Duke Law clinical professor and Environmental Law and Policy Clinic co-director Michelle Nowlin says this is exactly the type of inequity the clinic is hoping to help solve. “It’s just abominable. This is a huge environmental justice problem.”

The location of toxic facilities near minority communities is no accident. A 2007 study found North Carolina communities where people of color made up more than half the population were nearly three times more likely to have a solid waste facility than those with less than 10% people of color. Later studies also found correlations with the racial composition of areas where toxic waste facilities were located.

Dr. Nancy Lauer
Dr. Nancy Lauer

“Multiple communities, including Durham, are dumping all their waste on this community that because of Jim Crow era segregation was unincorporated and didn't have the ability to fight off a noxious land use that nobody wants next door to them. It was sold as a benefit,” Nowlin said. “Now they can't go outside, and they can't sell their homes because who wants to live next to a landfill? Whatever wealth that community had developed has been taken away from them.”

As part of the clinic’s work on waste management in Durham, Duke students canvassed city streets using a litter index developed by clinic staff scientist Dr. Nancy Lauer. Layering demographic and economic information over their map of highly littered areas, they found a complete overlap with historically “redlined” areas – where residents had been denied home loans and other resources due to their race.

“As we started digging more, we realized that that pattern was replicated in other places,” Nowlin said. “When we look at the pattern of where trash is sent, to communities of color, health problems are among the severe environmental justice impacts visited on communities that are host to all these landfills. That’s why we think that this is so important and why we're devoting so many resources to addressing the problem.”
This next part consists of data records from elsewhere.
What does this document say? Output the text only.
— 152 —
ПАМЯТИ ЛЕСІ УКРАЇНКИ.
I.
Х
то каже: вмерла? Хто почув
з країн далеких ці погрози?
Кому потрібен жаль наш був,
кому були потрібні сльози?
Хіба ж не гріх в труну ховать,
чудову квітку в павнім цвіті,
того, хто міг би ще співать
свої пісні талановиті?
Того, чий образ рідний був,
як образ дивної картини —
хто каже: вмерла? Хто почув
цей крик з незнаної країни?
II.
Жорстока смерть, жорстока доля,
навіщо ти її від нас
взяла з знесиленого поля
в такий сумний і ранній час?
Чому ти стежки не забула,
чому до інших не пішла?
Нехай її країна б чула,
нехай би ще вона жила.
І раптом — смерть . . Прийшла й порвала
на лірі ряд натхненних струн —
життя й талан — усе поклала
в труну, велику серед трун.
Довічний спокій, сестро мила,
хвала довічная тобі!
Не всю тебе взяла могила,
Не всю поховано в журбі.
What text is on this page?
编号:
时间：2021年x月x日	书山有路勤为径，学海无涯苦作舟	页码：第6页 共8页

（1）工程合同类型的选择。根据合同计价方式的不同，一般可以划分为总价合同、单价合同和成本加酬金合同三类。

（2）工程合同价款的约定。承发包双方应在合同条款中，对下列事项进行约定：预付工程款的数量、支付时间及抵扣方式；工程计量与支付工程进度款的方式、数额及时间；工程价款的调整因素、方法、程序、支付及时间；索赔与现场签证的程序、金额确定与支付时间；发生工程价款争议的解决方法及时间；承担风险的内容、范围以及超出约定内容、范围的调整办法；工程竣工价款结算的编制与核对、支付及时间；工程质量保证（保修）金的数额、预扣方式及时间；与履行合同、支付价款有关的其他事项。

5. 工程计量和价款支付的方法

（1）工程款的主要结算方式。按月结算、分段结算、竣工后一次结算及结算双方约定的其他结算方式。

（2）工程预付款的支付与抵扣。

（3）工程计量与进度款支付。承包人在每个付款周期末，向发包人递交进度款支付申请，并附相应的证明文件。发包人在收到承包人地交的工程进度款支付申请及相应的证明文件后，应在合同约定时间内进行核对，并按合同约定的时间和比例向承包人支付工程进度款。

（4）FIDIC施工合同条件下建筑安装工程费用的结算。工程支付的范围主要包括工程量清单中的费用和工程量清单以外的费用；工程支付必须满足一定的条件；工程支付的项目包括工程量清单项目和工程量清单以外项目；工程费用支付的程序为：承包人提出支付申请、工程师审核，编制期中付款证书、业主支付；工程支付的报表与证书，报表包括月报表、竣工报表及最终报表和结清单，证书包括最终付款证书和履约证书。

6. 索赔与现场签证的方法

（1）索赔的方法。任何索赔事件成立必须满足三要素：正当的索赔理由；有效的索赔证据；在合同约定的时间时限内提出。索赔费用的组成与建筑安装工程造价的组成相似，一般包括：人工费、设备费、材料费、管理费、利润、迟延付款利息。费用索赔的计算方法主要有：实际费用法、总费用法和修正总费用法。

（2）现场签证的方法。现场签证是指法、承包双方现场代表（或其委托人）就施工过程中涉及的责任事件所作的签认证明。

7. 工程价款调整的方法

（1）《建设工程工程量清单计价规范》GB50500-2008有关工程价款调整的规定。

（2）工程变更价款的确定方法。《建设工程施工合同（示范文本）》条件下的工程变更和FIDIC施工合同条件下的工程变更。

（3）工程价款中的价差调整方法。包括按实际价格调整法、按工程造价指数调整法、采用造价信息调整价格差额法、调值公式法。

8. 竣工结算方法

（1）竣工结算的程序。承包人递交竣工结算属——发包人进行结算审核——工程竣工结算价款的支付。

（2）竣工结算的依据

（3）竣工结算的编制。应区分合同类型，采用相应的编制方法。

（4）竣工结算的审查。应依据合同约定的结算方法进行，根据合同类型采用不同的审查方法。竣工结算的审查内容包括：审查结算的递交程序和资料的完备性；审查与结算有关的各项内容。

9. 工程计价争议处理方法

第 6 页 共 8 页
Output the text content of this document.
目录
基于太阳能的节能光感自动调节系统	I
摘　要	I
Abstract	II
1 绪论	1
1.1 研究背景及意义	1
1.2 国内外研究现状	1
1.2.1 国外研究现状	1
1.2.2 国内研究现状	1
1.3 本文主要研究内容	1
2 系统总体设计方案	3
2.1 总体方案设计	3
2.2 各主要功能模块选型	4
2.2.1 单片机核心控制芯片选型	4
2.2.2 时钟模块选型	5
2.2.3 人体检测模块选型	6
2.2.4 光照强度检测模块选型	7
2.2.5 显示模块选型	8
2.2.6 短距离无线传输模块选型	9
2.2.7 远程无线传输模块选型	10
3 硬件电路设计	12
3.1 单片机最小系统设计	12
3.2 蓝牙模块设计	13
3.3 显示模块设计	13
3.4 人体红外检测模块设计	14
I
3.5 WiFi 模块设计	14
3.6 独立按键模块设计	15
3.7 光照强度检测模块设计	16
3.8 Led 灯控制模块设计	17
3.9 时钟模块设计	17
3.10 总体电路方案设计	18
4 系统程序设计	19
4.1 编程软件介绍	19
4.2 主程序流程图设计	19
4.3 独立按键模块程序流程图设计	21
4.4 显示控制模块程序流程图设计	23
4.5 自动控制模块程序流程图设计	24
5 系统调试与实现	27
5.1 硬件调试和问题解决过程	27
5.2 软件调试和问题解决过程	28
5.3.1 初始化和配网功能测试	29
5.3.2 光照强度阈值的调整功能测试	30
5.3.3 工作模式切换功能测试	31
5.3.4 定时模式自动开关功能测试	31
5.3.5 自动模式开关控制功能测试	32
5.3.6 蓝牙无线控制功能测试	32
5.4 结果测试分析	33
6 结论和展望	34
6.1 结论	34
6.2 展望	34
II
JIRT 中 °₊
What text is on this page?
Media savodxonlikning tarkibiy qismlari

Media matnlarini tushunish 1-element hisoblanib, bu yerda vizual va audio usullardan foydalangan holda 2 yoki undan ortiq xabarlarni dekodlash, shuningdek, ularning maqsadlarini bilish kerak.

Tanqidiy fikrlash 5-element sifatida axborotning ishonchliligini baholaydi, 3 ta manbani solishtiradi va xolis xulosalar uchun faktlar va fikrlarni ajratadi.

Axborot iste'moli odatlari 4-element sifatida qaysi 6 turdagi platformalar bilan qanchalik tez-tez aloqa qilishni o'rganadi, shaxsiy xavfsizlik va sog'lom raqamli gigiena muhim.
Ongoing problems requiring ongoing work

While EJ CAN isn’t currently a client, the clinic partners with the organization in Sampson County, where several cases involve environmental inequities.

Michelle Nowlin JD/MA '92
Michelle Nowlin JD/MA '92

“We address an environmental justice component in every single one of our cases, whether it’s hog waste or plastics,” Nowlin said. “There are lots of things our students are concerned about that that organization is working to redress, so it would be really lovely to work with them.”

Last year the Sampson County landfill’s owner agreed to a settlement with EJ CAN that will help mitigate some of the harms of the landfill. Next, White-Williamson hopes to collect and compile statistical data on chronic disease and death in the community. There is plenty of anecdotal evidence, she said, but a health impact analysis documenting the effects of living in a toxic zone will help make the case for further relief – and serve as a model for other communities fighting environmental inequities.

“Up until EJ CAN started working with the community, there had not been any effort to do any kind of data collection or analysis or anything to tell exactly what the impacts were for many folks living in some of these communities,” she said.

Nowlin noted there is rarely a final resolution to matters of environmental justice.  

“We're not going to get rid of plastics; we're not going to get rid of large-scale agricultural operations. So it's a process of continually educating yourself about the emerging science and thinking creatively about different policy and legal interventions, ways of educating the public, and ways of working with businesses and commercial entities to change practices to reduce those burdens. It's a constant battle – and a constant source of renewal and potential.”